Y Puigdemont impuso «su opinión» sobre el ómnibus
Quien manda, manda. Una vez más ha quedado claro –por si alguien todavía lo dudaba– que Sánchez está en manos de Puigdemont, quien desde su residencia en Waterloo –como huido de la Justicia– decide hasta cuándo le conviene que siga residiendo en La Moncloa. Ayer le hizo asumir un nuevo «cambio de opinión» respecto a lo que había estado pregonando desde que el Congreso le negó la pasada semana la convalidación del RDL aprobado por el Consejo de ministros conocido como «ómnibus» por su extensión y contenido. Sánchez y sus corifeos habituales para la ocasión –Montero, Bolaños, Alegría, López…– venían insistiendo en que el «escudo social» integrado en el ómnibus no se iba a «trocear», quitando de él algunas cuestiones que no tenían más objeto que «colar» su convalidación amparándose en la revalorización de las pensiones y otras medidas sociales. (Como el palacete de París regalado al PNV, por ejemplo).

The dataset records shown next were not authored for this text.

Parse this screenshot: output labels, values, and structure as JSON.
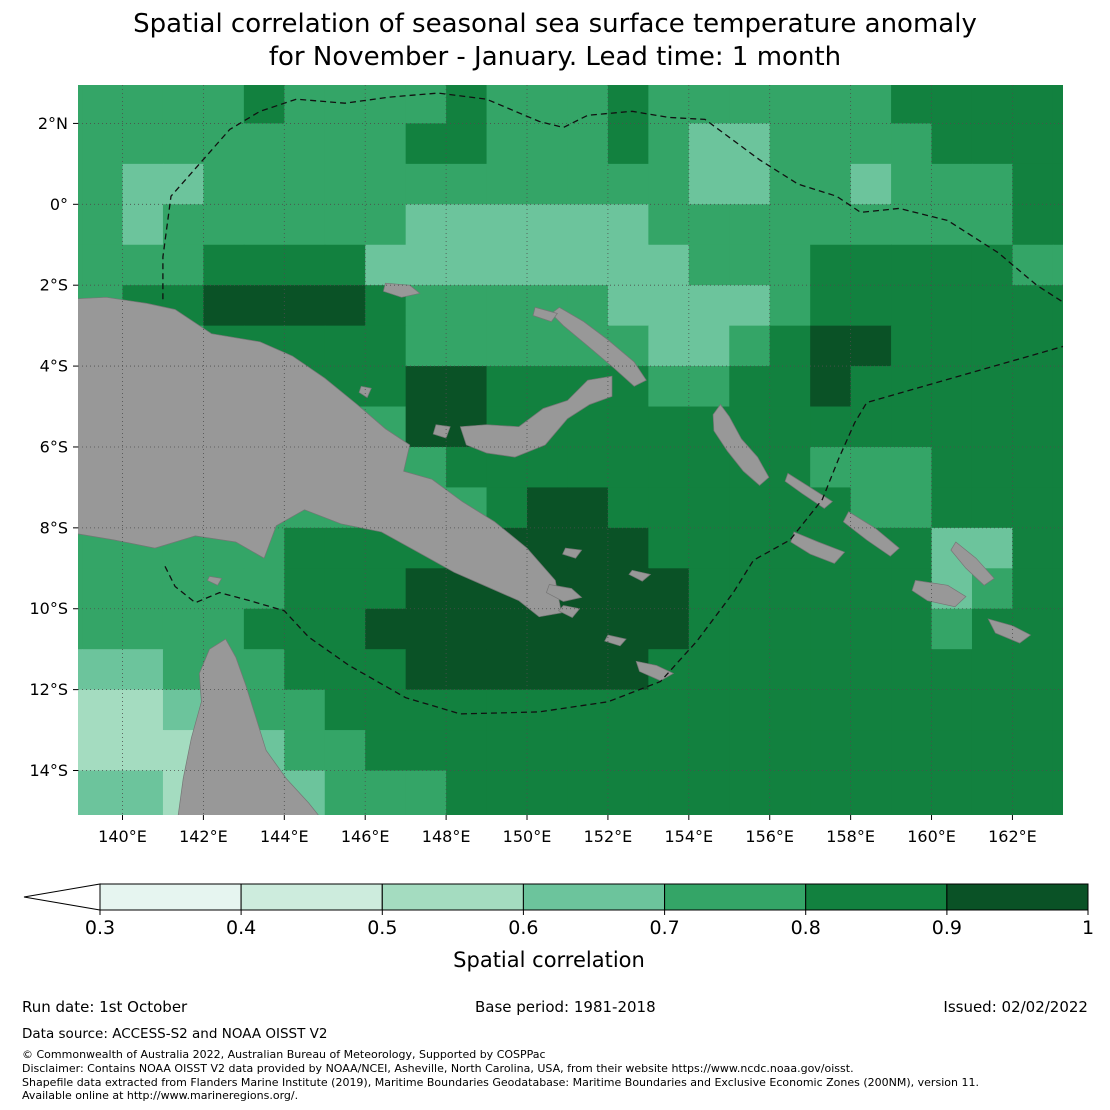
{
  "title": {
    "line1": "Spatial correlation of seasonal sea surface temperature anomaly",
    "line2": "for November - January. Lead time: 1 month"
  },
  "footer": {
    "run_date": "Run date: 1st October",
    "base_period": "Base period: 1981-2018",
    "issued": "Issued: 02/02/2022",
    "data_source": "Data source: ACCESS-S2 and NOAA OISST V2",
    "copyright": "© Commonwealth of Australia 2022, Australian Bureau of Meteorology, Supported by COSPPac",
    "disclaimer": "Disclaimer: Contains NOAA OISST V2 data provided by NOAA/NCEI, Asheville, North Carolina, USA, from their website https://www.ncdc.noaa.gov/oisst.",
    "shapefile": "Shapefile data extracted from Flanders Marine Institute (2019), Maritime Boundaries Geodatabase: Maritime Boundaries and Exclusive Economic Zones (200NM), version 11.",
    "available": "Available online at http://www.marineregions.org/."
  },
  "chart_data": {
    "type": "heatmap",
    "title": "Spatial correlation of seasonal sea surface temperature anomaly for November - January. Lead time: 1 month",
    "bin_colors": {
      "3": "#e6f5f0",
      "4": "#cdecdd",
      "5": "#a4dcc0",
      "6": "#6cc49c",
      "7": "#34a567",
      "8": "#12813f",
      "9": "#0a5226"
    },
    "colorbar": {
      "label": "Spatial correlation",
      "ticks": [
        "0.3",
        "0.4",
        "0.5",
        "0.6",
        "0.7",
        "0.8",
        "0.9",
        "1"
      ],
      "under_color": "#ffffff",
      "bins": [
        {
          "min": 0.3,
          "max": 0.4,
          "key": "3"
        },
        {
          "min": 0.4,
          "max": 0.5,
          "key": "4"
        },
        {
          "min": 0.5,
          "max": 0.6,
          "key": "5"
        },
        {
          "min": 0.6,
          "max": 0.7,
          "key": "6"
        },
        {
          "min": 0.7,
          "max": 0.8,
          "key": "7"
        },
        {
          "min": 0.8,
          "max": 0.9,
          "key": "8"
        },
        {
          "min": 0.9,
          "max": 1.0,
          "key": "9"
        }
      ]
    },
    "map": {
      "lon_range": [
        138.9,
        163.25
      ],
      "lat_range": [
        2.95,
        -15.1
      ],
      "land_color": "#989898",
      "x_ticks": [
        {
          "lon": 140,
          "label": "140°E"
        },
        {
          "lon": 142,
          "label": "142°E"
        },
        {
          "lon": 144,
          "label": "144°E"
        },
        {
          "lon": 146,
          "label": "146°E"
        },
        {
          "lon": 148,
          "label": "148°E"
        },
        {
          "lon": 150,
          "label": "150°E"
        },
        {
          "lon": 152,
          "label": "152°E"
        },
        {
          "lon": 154,
          "label": "154°E"
        },
        {
          "lon": 156,
          "label": "156°E"
        },
        {
          "lon": 158,
          "label": "158°E"
        },
        {
          "lon": 160,
          "label": "160°E"
        },
        {
          "lon": 162,
          "label": "162°E"
        }
      ],
      "y_ticks": [
        {
          "lat": 2,
          "label": "2°N"
        },
        {
          "lat": 0,
          "label": "0°"
        },
        {
          "lat": -2,
          "label": "2°S"
        },
        {
          "lat": -4,
          "label": "4°S"
        },
        {
          "lat": -6,
          "label": "6°S"
        },
        {
          "lat": -8,
          "label": "8°S"
        },
        {
          "lat": -10,
          "label": "10°S"
        },
        {
          "lat": -12,
          "label": "12°S"
        },
        {
          "lat": -14,
          "label": "14°S"
        }
      ],
      "grid": {
        "lon0": 138,
        "lat0": 3,
        "cols": 26,
        "cell_deg": 1,
        "rows_rle": [
          "7:5,8:1,7:4,8:1,7:3,8:1,7:6,8:5",
          "7:9,8:2,7:3,8:1,7:1,6:2,7:4,8:4",
          "7:2,6:2,7:12,6:2,7:2,6:1,7:3,8:2",
          "7:2,6:1,7:6,6:6,7:9,8:2",
          "7:4,8:4,6:8,7:3,8:5,7:2",
          "7:2,8:2,9:4,8:1,7:5,6:4,7:1,8:7",
          "7:4,8:5,7:6,6:2,7:1,8:1,9:2,8:5",
          "7:6,8:3,9:2,8:4,7:2,8:2,9:1,8:6",
          "7:9,9:2,8:15",
          "7:10,8:9,7:3,8:4",
          "7:11,8:1,9:2,8:6,7:2,8:4",
          "7:6,8:5,9:4,8:7,6:2,8:2",
          "7:6,8:3,9:7,8:6,6:1,7:1,8:2",
          "7:5,8:3,9:8,8:6,7:1,8:3",
          "6:3,7:3,8:3,9:6,8:11",
          "5:3,6:2,7:2,8:19",
          "5:5,6:1,7:2,8:18",
          "6:3,5:2,6:2,7:3,8:16",
          "6:3,5:2,6:2,7:3,8:16"
        ]
      },
      "land": {
        "new_guinea": [
          [
            138.6,
            -2.35
          ],
          [
            139.6,
            -2.3
          ],
          [
            140.6,
            -2.45
          ],
          [
            141.3,
            -2.6
          ],
          [
            142.2,
            -3.2
          ],
          [
            143.4,
            -3.4
          ],
          [
            144.2,
            -3.75
          ],
          [
            145.0,
            -4.3
          ],
          [
            145.8,
            -4.95
          ],
          [
            146.5,
            -5.55
          ],
          [
            147.1,
            -5.95
          ],
          [
            146.95,
            -6.6
          ],
          [
            147.65,
            -6.8
          ],
          [
            148.4,
            -7.35
          ],
          [
            149.2,
            -7.85
          ],
          [
            150.0,
            -8.5
          ],
          [
            150.7,
            -9.3
          ],
          [
            150.85,
            -10.1
          ],
          [
            150.3,
            -10.2
          ],
          [
            149.8,
            -9.8
          ],
          [
            149.0,
            -9.45
          ],
          [
            148.2,
            -9.1
          ],
          [
            147.3,
            -8.6
          ],
          [
            146.4,
            -8.1
          ],
          [
            145.4,
            -7.9
          ],
          [
            144.5,
            -7.55
          ],
          [
            143.8,
            -7.95
          ],
          [
            143.5,
            -8.75
          ],
          [
            142.8,
            -8.35
          ],
          [
            141.8,
            -8.2
          ],
          [
            140.8,
            -8.5
          ],
          [
            139.8,
            -8.3
          ],
          [
            138.9,
            -8.15
          ],
          [
            138.6,
            -7.8
          ]
        ],
        "cape_york": [
          [
            141.35,
            -15.3
          ],
          [
            141.5,
            -14.2
          ],
          [
            141.7,
            -13.2
          ],
          [
            141.95,
            -12.3
          ],
          [
            141.9,
            -11.6
          ],
          [
            142.15,
            -11.0
          ],
          [
            142.55,
            -10.75
          ],
          [
            142.8,
            -11.2
          ],
          [
            143.05,
            -11.9
          ],
          [
            143.3,
            -12.7
          ],
          [
            143.55,
            -13.5
          ],
          [
            144.05,
            -14.2
          ],
          [
            144.6,
            -14.8
          ],
          [
            145.0,
            -15.3
          ]
        ],
        "new_britain": [
          [
            148.35,
            -5.5
          ],
          [
            149.0,
            -5.45
          ],
          [
            149.8,
            -5.5
          ],
          [
            150.4,
            -5.05
          ],
          [
            151.0,
            -4.85
          ],
          [
            151.5,
            -4.35
          ],
          [
            152.1,
            -4.25
          ],
          [
            152.1,
            -4.75
          ],
          [
            151.55,
            -4.95
          ],
          [
            151.0,
            -5.3
          ],
          [
            150.45,
            -5.95
          ],
          [
            149.7,
            -6.25
          ],
          [
            149.0,
            -6.15
          ],
          [
            148.5,
            -5.95
          ]
        ],
        "new_ireland": [
          [
            150.8,
            -2.55
          ],
          [
            151.4,
            -2.9
          ],
          [
            152.0,
            -3.35
          ],
          [
            152.65,
            -3.9
          ],
          [
            152.95,
            -4.35
          ],
          [
            152.65,
            -4.5
          ],
          [
            152.15,
            -4.05
          ],
          [
            151.5,
            -3.5
          ],
          [
            150.9,
            -3.0
          ],
          [
            150.6,
            -2.7
          ]
        ],
        "new_hanover": [
          [
            150.2,
            -2.55
          ],
          [
            150.75,
            -2.7
          ],
          [
            150.6,
            -2.9
          ],
          [
            150.15,
            -2.75
          ]
        ],
        "manus": [
          [
            146.5,
            -1.95
          ],
          [
            147.1,
            -2.0
          ],
          [
            147.35,
            -2.2
          ],
          [
            146.9,
            -2.3
          ],
          [
            146.45,
            -2.15
          ]
        ],
        "umboi": [
          [
            147.75,
            -5.45
          ],
          [
            148.1,
            -5.5
          ],
          [
            148.0,
            -5.78
          ],
          [
            147.68,
            -5.68
          ]
        ],
        "karkar": [
          [
            145.9,
            -4.5
          ],
          [
            146.15,
            -4.55
          ],
          [
            146.05,
            -4.78
          ],
          [
            145.85,
            -4.65
          ]
        ],
        "bougainville": [
          [
            154.6,
            -5.2
          ],
          [
            154.78,
            -4.95
          ],
          [
            155.0,
            -5.25
          ],
          [
            155.3,
            -5.8
          ],
          [
            155.7,
            -6.25
          ],
          [
            155.98,
            -6.75
          ],
          [
            155.75,
            -6.95
          ],
          [
            155.35,
            -6.6
          ],
          [
            154.95,
            -6.1
          ],
          [
            154.62,
            -5.6
          ]
        ],
        "choiseul": [
          [
            156.45,
            -6.65
          ],
          [
            157.0,
            -7.0
          ],
          [
            157.55,
            -7.35
          ],
          [
            157.35,
            -7.52
          ],
          [
            156.8,
            -7.15
          ],
          [
            156.38,
            -6.85
          ]
        ],
        "new_georgia": [
          [
            156.6,
            -8.1
          ],
          [
            157.2,
            -8.35
          ],
          [
            157.85,
            -8.6
          ],
          [
            157.6,
            -8.88
          ],
          [
            157.0,
            -8.65
          ],
          [
            156.52,
            -8.35
          ]
        ],
        "santa_isabel": [
          [
            157.95,
            -7.6
          ],
          [
            158.6,
            -8.0
          ],
          [
            159.2,
            -8.5
          ],
          [
            158.98,
            -8.7
          ],
          [
            158.4,
            -8.3
          ],
          [
            157.82,
            -7.85
          ]
        ],
        "guadalcanal": [
          [
            159.6,
            -9.3
          ],
          [
            160.4,
            -9.42
          ],
          [
            160.85,
            -9.7
          ],
          [
            160.58,
            -9.95
          ],
          [
            159.9,
            -9.8
          ],
          [
            159.52,
            -9.55
          ]
        ],
        "malaita": [
          [
            160.6,
            -8.35
          ],
          [
            161.1,
            -8.75
          ],
          [
            161.55,
            -9.25
          ],
          [
            161.3,
            -9.42
          ],
          [
            160.85,
            -9.0
          ],
          [
            160.48,
            -8.55
          ]
        ],
        "makira": [
          [
            161.4,
            -10.25
          ],
          [
            162.0,
            -10.42
          ],
          [
            162.45,
            -10.65
          ],
          [
            162.18,
            -10.85
          ],
          [
            161.58,
            -10.6
          ]
        ],
        "dentrecasteaux": [
          [
            150.55,
            -9.4
          ],
          [
            151.1,
            -9.5
          ],
          [
            151.35,
            -9.72
          ],
          [
            150.9,
            -9.82
          ],
          [
            150.48,
            -9.6
          ]
        ],
        "fergusson": [
          [
            150.9,
            -9.92
          ],
          [
            151.3,
            -10.0
          ],
          [
            151.12,
            -10.22
          ],
          [
            150.78,
            -10.05
          ]
        ],
        "trobriand": [
          [
            150.95,
            -8.5
          ],
          [
            151.35,
            -8.55
          ],
          [
            151.2,
            -8.75
          ],
          [
            150.88,
            -8.65
          ]
        ],
        "woodlark": [
          [
            152.6,
            -9.05
          ],
          [
            153.05,
            -9.15
          ],
          [
            152.85,
            -9.32
          ],
          [
            152.52,
            -9.15
          ]
        ],
        "misima": [
          [
            152.0,
            -10.65
          ],
          [
            152.45,
            -10.75
          ],
          [
            152.3,
            -10.92
          ],
          [
            151.92,
            -10.8
          ]
        ],
        "louisiade": [
          [
            152.7,
            -11.3
          ],
          [
            153.2,
            -11.4
          ],
          [
            153.62,
            -11.6
          ],
          [
            153.3,
            -11.78
          ],
          [
            152.78,
            -11.55
          ]
        ],
        "torres_islands": [
          [
            142.15,
            -9.2
          ],
          [
            142.45,
            -9.25
          ],
          [
            142.35,
            -9.42
          ],
          [
            142.1,
            -9.3
          ]
        ]
      },
      "eez_boundaries": [
        {
          "name": "png-eez-north",
          "points": [
            [
              141.0,
              -2.35
            ],
            [
              141.0,
              -1.3
            ],
            [
              141.2,
              0.2
            ],
            [
              142.65,
              1.85
            ],
            [
              143.4,
              2.3
            ],
            [
              144.3,
              2.6
            ],
            [
              145.5,
              2.5
            ],
            [
              146.6,
              2.65
            ],
            [
              147.8,
              2.75
            ],
            [
              149.0,
              2.6
            ],
            [
              150.3,
              2.05
            ],
            [
              150.9,
              1.9
            ],
            [
              151.5,
              2.2
            ],
            [
              152.6,
              2.3
            ],
            [
              153.5,
              2.15
            ],
            [
              154.4,
              2.1
            ],
            [
              155.75,
              1.1
            ],
            [
              156.7,
              0.5
            ],
            [
              157.65,
              0.2
            ],
            [
              158.25,
              -0.2
            ],
            [
              159.2,
              -0.1
            ],
            [
              160.4,
              -0.4
            ],
            [
              161.65,
              -1.2
            ],
            [
              162.6,
              -2.0
            ],
            [
              163.3,
              -2.45
            ]
          ]
        },
        {
          "name": "png-eez-south",
          "points": [
            [
              141.05,
              -8.95
            ],
            [
              141.3,
              -9.45
            ],
            [
              141.8,
              -9.85
            ],
            [
              142.4,
              -9.6
            ],
            [
              143.15,
              -9.8
            ],
            [
              144.0,
              -10.05
            ],
            [
              144.6,
              -10.7
            ],
            [
              145.6,
              -11.4
            ],
            [
              147.0,
              -12.2
            ],
            [
              148.35,
              -12.6
            ],
            [
              150.3,
              -12.55
            ],
            [
              152.0,
              -12.3
            ],
            [
              153.3,
              -11.8
            ],
            [
              154.2,
              -10.8
            ],
            [
              155.1,
              -9.6
            ],
            [
              155.6,
              -8.8
            ],
            [
              156.5,
              -8.3
            ],
            [
              157.3,
              -7.3
            ],
            [
              157.7,
              -6.3
            ],
            [
              158.1,
              -5.4
            ],
            [
              158.4,
              -4.9
            ],
            [
              163.3,
              -3.5
            ]
          ]
        }
      ]
    }
  }
}
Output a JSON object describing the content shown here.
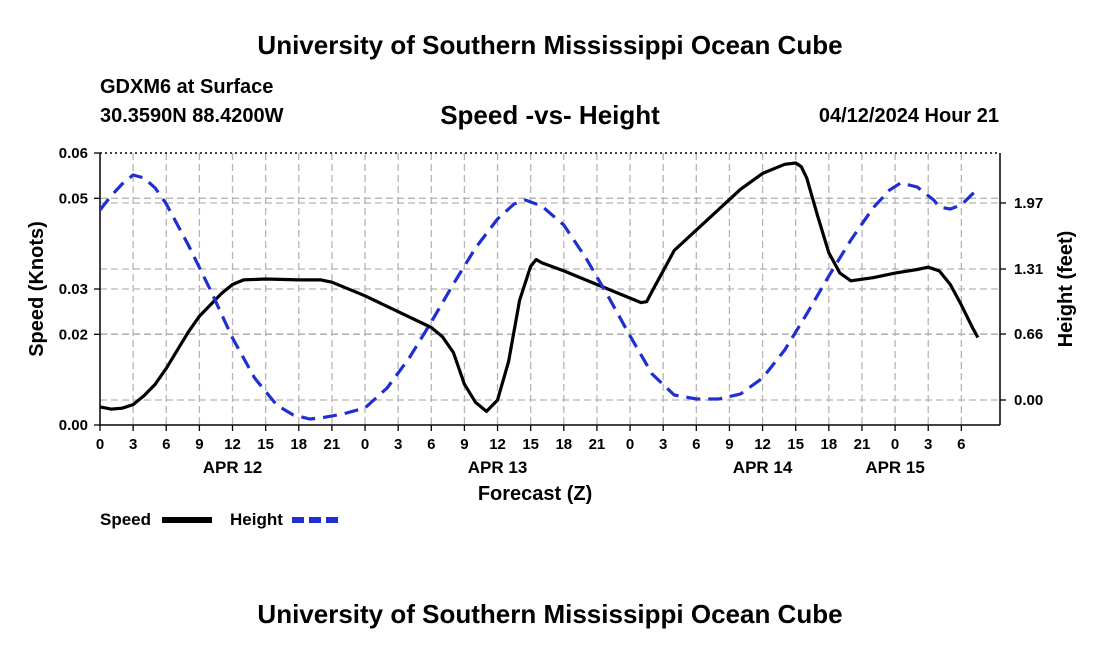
{
  "header": {
    "title": "University of Southern Mississippi Ocean Cube",
    "station": "GDXM6 at Surface",
    "coordinates": "30.3590N  88.4200W",
    "datetime": "04/12/2024 Hour 21",
    "footer_title": "University of Southern Mississippi Ocean Cube"
  },
  "chart_data": {
    "type": "line",
    "title": "Speed -vs- Height",
    "xlabel": "Forecast (Z)",
    "ylabel": "Speed (Knots)",
    "y2label": "Height (feet)",
    "ylim": [
      0,
      0.06
    ],
    "y2lim": [
      -0.25,
      2.47
    ],
    "x_unit": "hours from 04/12 00Z",
    "xlim": [
      0,
      78
    ],
    "x_tick_step": 3,
    "x_tick_labels": [
      "0",
      "3",
      "6",
      "9",
      "12",
      "15",
      "18",
      "21",
      "0",
      "3",
      "6",
      "9",
      "12",
      "15",
      "18",
      "21",
      "0",
      "3",
      "6",
      "9",
      "12",
      "15",
      "18",
      "21",
      "0",
      "3",
      "6"
    ],
    "y_ticks": [
      0,
      0.02,
      0.03,
      0.05,
      0.06
    ],
    "y_tick_labels": [
      "0.00",
      "0.02",
      "0.03",
      "0.05",
      "0.06"
    ],
    "y2_ticks": [
      0.0,
      0.66,
      1.31,
      1.97
    ],
    "y2_tick_labels": [
      "0.00",
      "0.66",
      "1.31",
      "1.97"
    ],
    "date_labels": [
      {
        "x": 12,
        "label": "APR 12"
      },
      {
        "x": 36,
        "label": "APR 13"
      },
      {
        "x": 60,
        "label": "APR 14"
      },
      {
        "x": 72,
        "label": "APR 15"
      }
    ],
    "grid": true,
    "legend_position": "bottom-left",
    "series": [
      {
        "name": "Speed",
        "color": "#000000",
        "style": "solid",
        "axis": "left",
        "points": [
          [
            0,
            0.004
          ],
          [
            1,
            0.0035
          ],
          [
            2,
            0.0037
          ],
          [
            3,
            0.0045
          ],
          [
            4,
            0.0065
          ],
          [
            5,
            0.009
          ],
          [
            6,
            0.0125
          ],
          [
            7,
            0.0165
          ],
          [
            8,
            0.0205
          ],
          [
            9,
            0.024
          ],
          [
            10,
            0.0265
          ],
          [
            11,
            0.029
          ],
          [
            12,
            0.031
          ],
          [
            13,
            0.032
          ],
          [
            15,
            0.0322
          ],
          [
            18,
            0.032
          ],
          [
            20,
            0.032
          ],
          [
            21,
            0.0315
          ],
          [
            22,
            0.0305
          ],
          [
            24,
            0.0285
          ],
          [
            27,
            0.025
          ],
          [
            30,
            0.0215
          ],
          [
            31,
            0.0195
          ],
          [
            32,
            0.016
          ],
          [
            33,
            0.009
          ],
          [
            34,
            0.005
          ],
          [
            35,
            0.003
          ],
          [
            36,
            0.0055
          ],
          [
            37,
            0.014
          ],
          [
            38,
            0.0275
          ],
          [
            39,
            0.035
          ],
          [
            39.5,
            0.0365
          ],
          [
            40,
            0.0358
          ],
          [
            42,
            0.034
          ],
          [
            45,
            0.031
          ],
          [
            48,
            0.028
          ],
          [
            49,
            0.027
          ],
          [
            49.5,
            0.0272
          ],
          [
            50,
            0.0295
          ],
          [
            51,
            0.034
          ],
          [
            52,
            0.0385
          ],
          [
            54,
            0.043
          ],
          [
            56,
            0.0475
          ],
          [
            58,
            0.052
          ],
          [
            60,
            0.0555
          ],
          [
            62,
            0.0575
          ],
          [
            63,
            0.0578
          ],
          [
            63.5,
            0.057
          ],
          [
            64,
            0.0545
          ],
          [
            65,
            0.046
          ],
          [
            66,
            0.038
          ],
          [
            67,
            0.0335
          ],
          [
            68,
            0.0318
          ],
          [
            70,
            0.0325
          ],
          [
            72,
            0.0335
          ],
          [
            74,
            0.0343
          ],
          [
            75,
            0.0348
          ],
          [
            76,
            0.034
          ],
          [
            77,
            0.031
          ],
          [
            78,
            0.0265
          ],
          [
            79,
            0.0215
          ],
          [
            79.5,
            0.0193
          ]
        ]
      },
      {
        "name": "Height",
        "color": "#1f2fd1",
        "style": "dashed",
        "axis": "right",
        "points": [
          [
            0,
            1.9
          ],
          [
            1,
            2.04
          ],
          [
            2,
            2.16
          ],
          [
            3,
            2.25
          ],
          [
            4,
            2.22
          ],
          [
            5,
            2.12
          ],
          [
            6,
            1.96
          ],
          [
            8,
            1.55
          ],
          [
            10,
            1.1
          ],
          [
            12,
            0.62
          ],
          [
            14,
            0.22
          ],
          [
            16,
            -0.05
          ],
          [
            17.5,
            -0.15
          ],
          [
            19,
            -0.19
          ],
          [
            20,
            -0.18
          ],
          [
            22,
            -0.14
          ],
          [
            24,
            -0.08
          ],
          [
            26,
            0.12
          ],
          [
            28,
            0.42
          ],
          [
            30,
            0.78
          ],
          [
            32,
            1.16
          ],
          [
            34,
            1.52
          ],
          [
            36,
            1.81
          ],
          [
            37.5,
            1.96
          ],
          [
            38.5,
            2.0
          ],
          [
            40,
            1.94
          ],
          [
            42,
            1.75
          ],
          [
            44,
            1.42
          ],
          [
            46,
            1.04
          ],
          [
            48,
            0.64
          ],
          [
            50,
            0.26
          ],
          [
            52,
            0.05
          ],
          [
            54,
            0.01
          ],
          [
            56,
            0.01
          ],
          [
            58,
            0.06
          ],
          [
            60,
            0.22
          ],
          [
            62,
            0.5
          ],
          [
            64,
            0.86
          ],
          [
            66,
            1.24
          ],
          [
            68,
            1.6
          ],
          [
            70,
            1.92
          ],
          [
            71.5,
            2.1
          ],
          [
            72.5,
            2.17
          ],
          [
            74,
            2.13
          ],
          [
            75.5,
            2.0
          ],
          [
            76,
            1.93
          ],
          [
            77,
            1.91
          ],
          [
            78,
            1.95
          ],
          [
            79,
            2.06
          ],
          [
            79.5,
            2.1
          ]
        ]
      }
    ]
  }
}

Ahora el ómnibus ha pasado de casi un centenar de medidas a 29, y lo más significativo es que entre ellas está incluida la tramitación por el Congreso de la iniciativa que exige Puigdemont sobre una «cuestión de confianza». Es un episodio más de la lamentable situación en que se encuentra España con un «Gobierno» que está literalmente en manos de un dirigente político que como presidente de la Generalitat lideró un auténtico golpe de Estado para romper la Unidad Nacional que el artículo 2 de la Constitución proclama como su «fundamento». Y que a diferencia de algunos, –justo es reconocerlo, como Junqueras y otros, que no huyeron– no dio la cara ante la Justicia sino que huyó escondido en el maletero de un automóvil hasta Waterloo. Donde reside en otro palacete a la espera de que su amnistía «a la carta» sea asumida por la Justicia. Entre tanto, le conviene que Sánchez siga donde está, haciéndole bailar al ritmo que él marca. Son esos continuos y continuados «cambios de opinión» de Sánchez en favor de la opinión de Puigdemont la cual es evidente que no es compatible con el interés general de España y el bien común de los españoles que para él –y no se recata en afirmarlo– le traen literalmente sin cuidado.
Haber pertenecido al colectivo de los políticos sanchistas no va a ser un timbre de honor cuando su líder supremo desaparezca del escenario, lo que es extrapolable a las siglas que le cobijan, diga lo que diga la memoria «histérica».
En cuanto a su permanente exposición de la insignia de la Agenda ordenada por la élite económica mundial, quizás le convenga pensar en retirársela. Incluso puede colocarse la de Puigdemont en su lugar.